WITH THE PANDEMIC shutdown wreaking havoc on hundreds of businesses across Boston, city officials are stepping up to provide relief to one group of enterprises with a direct tie to municipal government.

Between businesses housed in city-owned buildings and those that operate on property owned by the Boston Planning & Development Agency, dozens of businesses pay rent to the city or to its development agency — and they are getting big breaks from their landlord.

City officials have suspended all rent payments from tenants in the Bruce C. Bolling Municipal Building in Roxbury, which houses the School Department administrative offices. These include Recreo Coffee, Dudley Café, the Soleil Restaurant, the Final Touch Boutique, Gallery Eye Care, and the Roxbury Innovation Center. Two food outlets that operate in City Hall got the same deal.

Boston Planning & Development Agency (BPDA) officials have also granted rent forgiveness to a number of businesses located entirely or in part on land owned by the quasi-public city development authority. The roster includes the Chart House restaurant ($80,625 in forgiven rent payments), CityView Trolley Tours ($71,950 in forgiven rent) and the New England Aquarium ($19,996 in forgiven rent). BPDA has also deferred the rent for a variety of other tenants, including the Ecco Beauty Hair Salon in Chinatown for April, May, and June ($6,180), with repayment to be spread over the six years remaining on the salon’s lease beginning in January 2021.

One prominent leaseholder catching a break from the city is the operator of the iconic Swan Boats, which draw thousands of visitors each summer to the lagoon in the Public Garden. Lyn Paget, whose family has operated the boats since the 1880s, has decided not to launch the pedal-powered fleet at all this year.

Paget persuaded the Boston Parks and Recreation Department to invoke the force majeure provision of her lease, which allows its terms to be voided in the event of extraordinary circumstances. The department agreed, relieving Paget of the $5,000 annual flat fee the city collects from the Swan Boats. (In normal times, the city also takes in in 2.75 percent of ticket sales plus 5 percent of souvenir sales.) 

Officials at the parks department also informed the 14 seasonal pushcart vendors who operate at 30 locations on the Boston Common that they don’t have to pay any rent for the last two weeks of June and the entire month of July, resulting in a savings of about $4,600 for each location.

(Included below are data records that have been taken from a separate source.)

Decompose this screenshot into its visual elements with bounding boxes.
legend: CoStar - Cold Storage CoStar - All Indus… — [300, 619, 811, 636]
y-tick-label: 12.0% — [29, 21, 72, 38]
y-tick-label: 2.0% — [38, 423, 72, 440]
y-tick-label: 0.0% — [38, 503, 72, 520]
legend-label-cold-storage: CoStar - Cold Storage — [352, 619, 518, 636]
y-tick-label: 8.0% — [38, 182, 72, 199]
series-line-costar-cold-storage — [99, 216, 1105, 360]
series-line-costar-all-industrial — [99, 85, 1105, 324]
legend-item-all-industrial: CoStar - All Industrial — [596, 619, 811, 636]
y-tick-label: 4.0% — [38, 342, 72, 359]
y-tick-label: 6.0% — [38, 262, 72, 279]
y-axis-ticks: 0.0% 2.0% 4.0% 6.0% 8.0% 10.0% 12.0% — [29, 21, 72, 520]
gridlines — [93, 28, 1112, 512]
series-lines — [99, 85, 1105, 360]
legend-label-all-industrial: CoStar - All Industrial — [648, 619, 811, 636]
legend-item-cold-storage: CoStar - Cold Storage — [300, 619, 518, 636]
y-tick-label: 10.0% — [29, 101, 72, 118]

Samantha Ormsby, a spokeswoman for Mayor Marty Walsh, said the decision to waive rent payments was in keeping with the mayor’s effort to support small entrepreneurs by “recognizing the financial impact on small businesses across every industry of the ongoing COVID-19 pandemic.”

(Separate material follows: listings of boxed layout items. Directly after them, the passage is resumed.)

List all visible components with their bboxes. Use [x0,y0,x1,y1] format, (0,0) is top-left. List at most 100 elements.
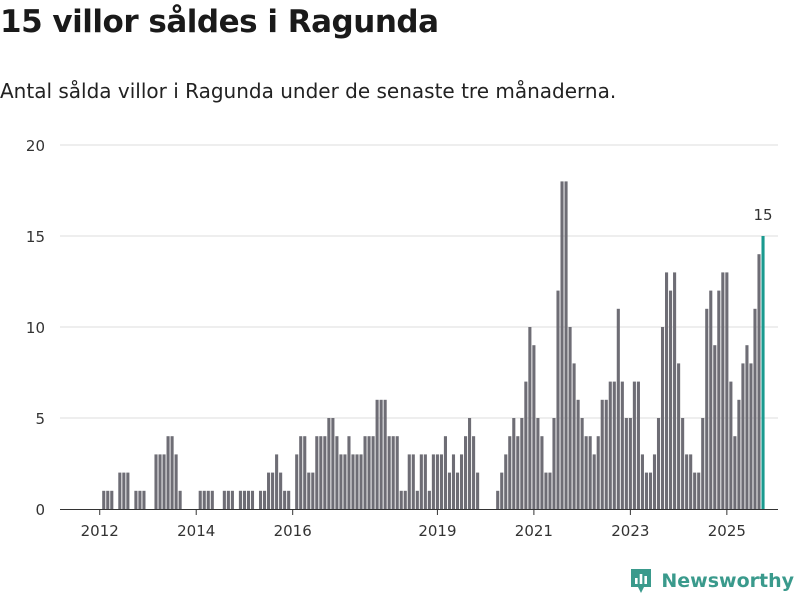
bar [407,454,411,509]
bar [749,363,753,509]
bar [548,472,552,509]
bar [178,490,182,509]
bar [468,418,472,509]
bar [536,418,540,509]
bar [757,254,761,509]
bar [636,381,640,509]
bar [142,490,146,509]
bar [391,436,395,509]
bar [544,472,548,509]
bar [154,454,158,509]
bar [532,345,536,509]
bar [652,454,657,509]
bar [737,399,741,509]
bar [685,454,689,509]
bar [134,490,138,509]
bar [725,272,729,509]
bar [399,490,403,509]
bar [516,436,520,509]
bar [118,472,122,509]
bar [628,418,632,509]
bar [701,418,705,509]
bar [596,436,600,509]
bar [624,418,628,509]
x-tick-label: 2023 [611,522,649,540]
bar [640,454,644,509]
bar [665,272,669,509]
bar [689,454,693,509]
bar [331,418,335,509]
bar [669,290,673,509]
bar [620,381,624,509]
bar [206,490,210,509]
bar [383,399,387,509]
bar [564,181,568,509]
bar [476,472,480,509]
y-tick-label: 10 [26,319,45,337]
bar [592,454,596,509]
bar [733,436,737,509]
bar [158,454,162,509]
bar [604,399,608,509]
bar [138,490,142,509]
bar [572,363,576,509]
bar [122,472,126,509]
bar [323,436,327,509]
bar [584,436,588,509]
bar [339,454,343,509]
bar [443,436,447,509]
bar [447,472,452,509]
bar [174,454,178,509]
bar [411,454,415,509]
bar [745,345,749,509]
bar [520,418,524,509]
bar [355,454,359,509]
bar [126,472,130,509]
bar [729,381,733,509]
bar [299,436,303,509]
bar [371,436,375,509]
bar [464,436,468,509]
bar [258,490,263,509]
bar [210,490,214,509]
y-tick-label: 5 [35,410,45,428]
bar [198,490,202,509]
bar [644,472,648,509]
bar [319,436,323,509]
bar [528,327,532,509]
bar [580,418,584,509]
bar [395,436,399,509]
bar-chart: 0 5 10 15 20 15 2012 2014 2016 2019 2021 2023 2025 [26,137,778,540]
bar [387,436,391,509]
bar [697,472,701,509]
bar [230,490,234,509]
bar [576,399,580,509]
bar [600,399,604,509]
bar [403,490,407,509]
bar [721,272,725,509]
bar [472,436,476,509]
y-tick-label: 20 [26,137,45,155]
bar [540,436,544,509]
bar [608,381,612,509]
bar [226,490,230,509]
bar [238,490,242,509]
bar [560,181,564,509]
bar [713,345,717,509]
bar [335,436,339,509]
bar [556,290,560,509]
x-tick-label: 2021 [515,522,553,540]
bar [612,381,616,509]
bar [170,436,174,509]
bar [166,436,170,509]
bar [705,308,709,509]
bar [102,490,106,509]
x-tick-label: 2014 [177,522,215,540]
bar [315,436,319,509]
bar [552,418,556,509]
y-tick-label: 15 [26,228,45,246]
bar [351,454,355,509]
bar [717,290,721,509]
x-tick-label: 2025 [708,522,746,540]
bar [222,490,226,509]
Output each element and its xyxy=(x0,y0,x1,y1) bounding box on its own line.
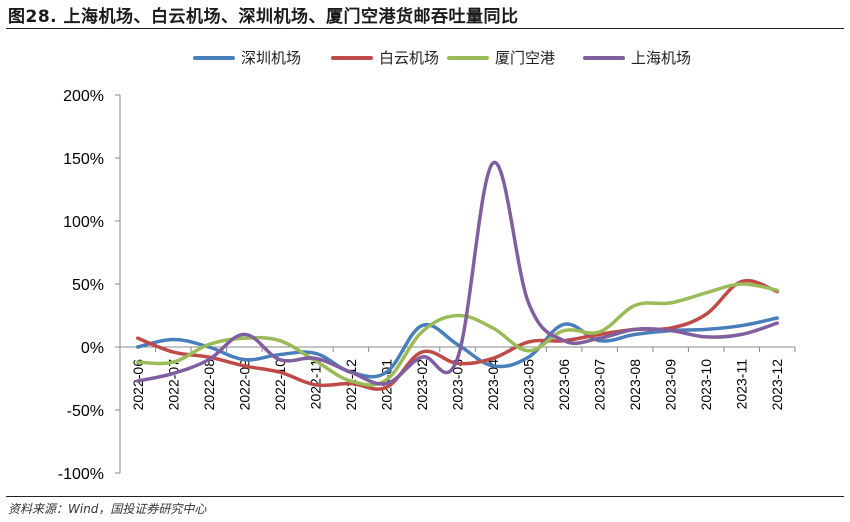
x-tick-label: 2023-03 xyxy=(450,359,466,411)
legend-label: 厦门空港 xyxy=(495,49,555,67)
legend-label: 白云机场 xyxy=(379,49,439,67)
chart-series xyxy=(136,161,779,391)
x-tick-label: 2023-05 xyxy=(521,359,537,411)
x-tick-label: 2023-04 xyxy=(485,359,501,411)
title-divider xyxy=(6,28,844,29)
x-tick-label: 2023-09 xyxy=(663,359,679,411)
x-tick-label: 2023-07 xyxy=(592,359,608,411)
x-tick-label: 2023-10 xyxy=(698,359,714,411)
chart-axes: 200% 150% 100% 50% 0% -50% -100% 2022-06 2022-07… xyxy=(58,88,796,483)
source-note: 资料来源：Wind，国投证券研究中心 xyxy=(8,502,207,516)
x-tick-label: 2022-08 xyxy=(201,359,217,411)
series-line-2 xyxy=(136,282,779,387)
legend-label: 深圳机场 xyxy=(241,49,301,67)
x-tick-label: 2023-06 xyxy=(556,359,572,411)
x-tick-label: 2022-10 xyxy=(272,359,288,411)
y-tick-label: 50% xyxy=(72,277,104,294)
y-tick-label: 100% xyxy=(63,214,104,231)
x-tick-label: 2022-06 xyxy=(130,359,146,411)
x-tick-label: 2023-11 xyxy=(734,359,750,410)
chart-title: 图28. 上海机场、白云机场、深圳机场、厦门空港货邮吞吐量同比 xyxy=(8,7,519,27)
x-tick-label: 2023-12 xyxy=(769,359,785,411)
x-tick-label: 2023-02 xyxy=(414,359,430,411)
x-tick-label: 2022-09 xyxy=(236,359,252,411)
footer-divider xyxy=(6,496,844,497)
y-tick-label: 200% xyxy=(63,88,104,105)
series-line-1 xyxy=(136,278,779,391)
y-tick-label: 0% xyxy=(81,340,104,357)
legend-label: 上海机场 xyxy=(631,49,691,67)
x-tick-label: 2023-08 xyxy=(627,359,643,411)
x-tick-label: 2022-07 xyxy=(165,359,181,411)
y-tick-label: -50% xyxy=(67,403,104,420)
y-tick-label: -100% xyxy=(58,466,104,483)
chart-legend: 深圳机场 白云机场 厦门空港 上海机场 xyxy=(193,49,691,67)
y-tick-label: 150% xyxy=(63,151,104,168)
series-line-3 xyxy=(136,161,779,386)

City parks officials also granted a rent concession to the Earl of Sandwich restaurant chain, which runs a walk-up food stand out of a 1920s renovated stone building on the Common. They waived $12,500 of the company’s annual $50,000 rent, and deferred the remaining $37,500, which is to be paid in three equal installments of $12,500 in August, October, and December of this year. Normally, the $50,000 annual rent is paid in a lump sum.

The Earl of Sandwich chain had its sights set on securing a much better break from the city — in April, the company asked to have its entire $50,000 rent waived for 2020.

“To be candid, this pandemic has been a gut punch for us, with sales down 90 percent company-wide,” the chain’s corporate attorney, Jonathan Morris, wrote to Dorothy Baxter, the head of business operations for the parks department.

“We have had to lay off 70 percent of our hourly workforce [and] we have had steep pay cuts corporate-wide,” Morris wrote. He noted that the restaurant chain’s takeout and delivery numbers have essentially only covered the cost of labor. “With no cash reserves, this threatens the survivability of the company,” Morris told the city. “Right now we are depending on the kindness of strangers to help us weather this storm.”

The city’s financial kindness did not go beyond the initial $12,500 discount of the company’s seasonal rent, but the Earl did get something extra that was not in its lease. As part of an effort to pump up its poor revenue numbers on the Common, the company is being allowed to sell Bertucci’s pizza this year as part of a separate installation in the area where customers dine al fresco. Bertucci’s is part of the Earl of Sandwich’s corporate organization.

The company headquarters did not respond to inquiries asking if it had sought help from the federal pandemic-related financial assistance programs funded by Congress.

The Earl of Sandwich, which touts having “The World’s Greatest Hot Sandwich,” has been struggling to survive at its Boston Common location — a converted men’s “comfort station” — since it first opened in 2013. In those seven years, the operation has lost a total of $1.5 million, according to 2019 financial records it recently submitted to the city as a requirement of its 15-year lease, with no profitable year during that span.